Clash of Principles: Academic Freedom v. Freedom of Information

The March 30 edition of the New York Times reports that a research group in Michigan has made a public records request of the University of Michigan, Michigan State University and Wayne State University for any e-mails involving the Wisconsin labor turmoil, including any e-mails with reference to Rachel Maddow – the MSNBC talk show host.

Greg Schulz, the director of academic freedom for the American Association of University Professors is quoted as asserting “We think this will have a chilling effect on academic freedom. We’ve never seen FOIA requests used like this before.”

In the State of Washington, however, the issue of academic freedom v. freedom of information has long been decided in favor of the freedom of information. In 1994 the Washington Supreme Court held that documents regarding research proposals for primate experiments that didn’t fall within specific statutory exemptions were subject to disclosure under the State’s Public Records Act – despite the contention of the University of Washington that academic freedom protected those records from disclosure. Progressive Animal Rights Society (PAWS) v. University of Washington, 125 Wn.2d 243, 884 P.2d 592 (1994).

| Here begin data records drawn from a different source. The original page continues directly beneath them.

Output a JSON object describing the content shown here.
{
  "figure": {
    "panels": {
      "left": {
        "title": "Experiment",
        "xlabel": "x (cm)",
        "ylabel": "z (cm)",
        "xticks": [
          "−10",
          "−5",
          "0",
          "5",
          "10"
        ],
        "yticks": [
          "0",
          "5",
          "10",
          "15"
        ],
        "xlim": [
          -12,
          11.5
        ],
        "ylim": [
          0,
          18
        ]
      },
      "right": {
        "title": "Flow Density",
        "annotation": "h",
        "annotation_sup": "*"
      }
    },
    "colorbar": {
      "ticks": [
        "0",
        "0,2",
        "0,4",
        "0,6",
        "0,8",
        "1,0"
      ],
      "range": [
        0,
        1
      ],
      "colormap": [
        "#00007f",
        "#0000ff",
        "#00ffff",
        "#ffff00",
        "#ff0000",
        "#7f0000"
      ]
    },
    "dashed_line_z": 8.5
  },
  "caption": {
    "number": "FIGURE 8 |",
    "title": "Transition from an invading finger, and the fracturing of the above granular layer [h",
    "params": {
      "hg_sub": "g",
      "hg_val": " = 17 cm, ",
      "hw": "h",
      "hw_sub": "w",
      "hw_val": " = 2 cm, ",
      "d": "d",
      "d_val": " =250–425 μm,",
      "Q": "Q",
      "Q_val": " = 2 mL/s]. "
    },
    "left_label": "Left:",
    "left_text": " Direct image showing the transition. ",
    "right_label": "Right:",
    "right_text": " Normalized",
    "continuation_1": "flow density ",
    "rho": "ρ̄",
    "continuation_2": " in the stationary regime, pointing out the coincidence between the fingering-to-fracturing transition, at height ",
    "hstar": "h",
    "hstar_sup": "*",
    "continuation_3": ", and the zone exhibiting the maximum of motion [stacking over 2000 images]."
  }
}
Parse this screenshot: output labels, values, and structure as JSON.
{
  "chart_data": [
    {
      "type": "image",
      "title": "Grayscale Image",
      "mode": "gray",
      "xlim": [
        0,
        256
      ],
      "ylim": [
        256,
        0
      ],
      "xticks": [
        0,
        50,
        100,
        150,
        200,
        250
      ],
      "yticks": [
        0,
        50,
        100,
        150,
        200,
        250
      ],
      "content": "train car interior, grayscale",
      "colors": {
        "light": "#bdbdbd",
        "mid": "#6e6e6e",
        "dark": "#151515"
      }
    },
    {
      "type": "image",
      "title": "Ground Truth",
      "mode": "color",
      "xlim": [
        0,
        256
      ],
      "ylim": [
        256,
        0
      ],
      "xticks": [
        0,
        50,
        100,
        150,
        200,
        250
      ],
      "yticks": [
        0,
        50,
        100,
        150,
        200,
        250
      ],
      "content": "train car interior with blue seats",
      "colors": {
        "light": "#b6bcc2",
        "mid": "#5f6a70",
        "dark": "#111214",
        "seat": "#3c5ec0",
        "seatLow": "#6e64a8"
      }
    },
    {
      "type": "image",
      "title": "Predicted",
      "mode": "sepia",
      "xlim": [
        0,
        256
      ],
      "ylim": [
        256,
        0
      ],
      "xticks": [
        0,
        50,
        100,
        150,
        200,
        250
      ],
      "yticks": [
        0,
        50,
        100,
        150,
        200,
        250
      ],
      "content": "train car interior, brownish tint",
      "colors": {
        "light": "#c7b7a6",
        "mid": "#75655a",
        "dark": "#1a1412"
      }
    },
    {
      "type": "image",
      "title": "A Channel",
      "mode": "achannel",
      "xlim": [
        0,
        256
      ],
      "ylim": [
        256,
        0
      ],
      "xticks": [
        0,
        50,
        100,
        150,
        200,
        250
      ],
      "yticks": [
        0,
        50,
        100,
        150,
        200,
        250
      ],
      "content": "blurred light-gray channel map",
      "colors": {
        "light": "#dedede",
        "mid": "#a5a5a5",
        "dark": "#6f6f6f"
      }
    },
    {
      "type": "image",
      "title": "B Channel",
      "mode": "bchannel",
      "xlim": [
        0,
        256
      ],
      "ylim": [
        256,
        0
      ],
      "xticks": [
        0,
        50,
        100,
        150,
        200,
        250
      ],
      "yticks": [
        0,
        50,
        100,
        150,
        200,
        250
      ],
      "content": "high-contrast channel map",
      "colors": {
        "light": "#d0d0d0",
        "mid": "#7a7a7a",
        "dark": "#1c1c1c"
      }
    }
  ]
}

In PAWS, the Washington Supreme Court directly addressed the University’s argument that “the grant proposal should be exempt in its entirety because disclosure of a researcher’s preliminary ideas violates a putative constitutional privilege of academic freedom.” Rejecting that argument, the Court held that neither the popular initiative that first adopted Washington’s Public Record Act nor the legislature in later amendments had created an exemption from the Public Records Act for academics. Further the Court noted that, “Even assuming there were plausible grounds for doing so, it would be difficult to grant special First Amendment protection to public university employees while denying it to other state employees.”

On the other hand, both the trial court and the Supreme Court held that information in the proposal that would reveal research hypothesis, data, valuable formula and the like should be redacted from the documents as they are covered by exemptions to the Public Records Act. The Court also excluded the peer review “pink sheets” from disclosure, as they were documents reflecting a deliberative process for an unsuccessful proposal and thus exempt under the “deliberative process” exemption. But, the Court also noted “Once the proposal becomes funded, it clearly becomes ‘implemented’ for purposes of this exemption and the pink sheets thereby become disclosable.”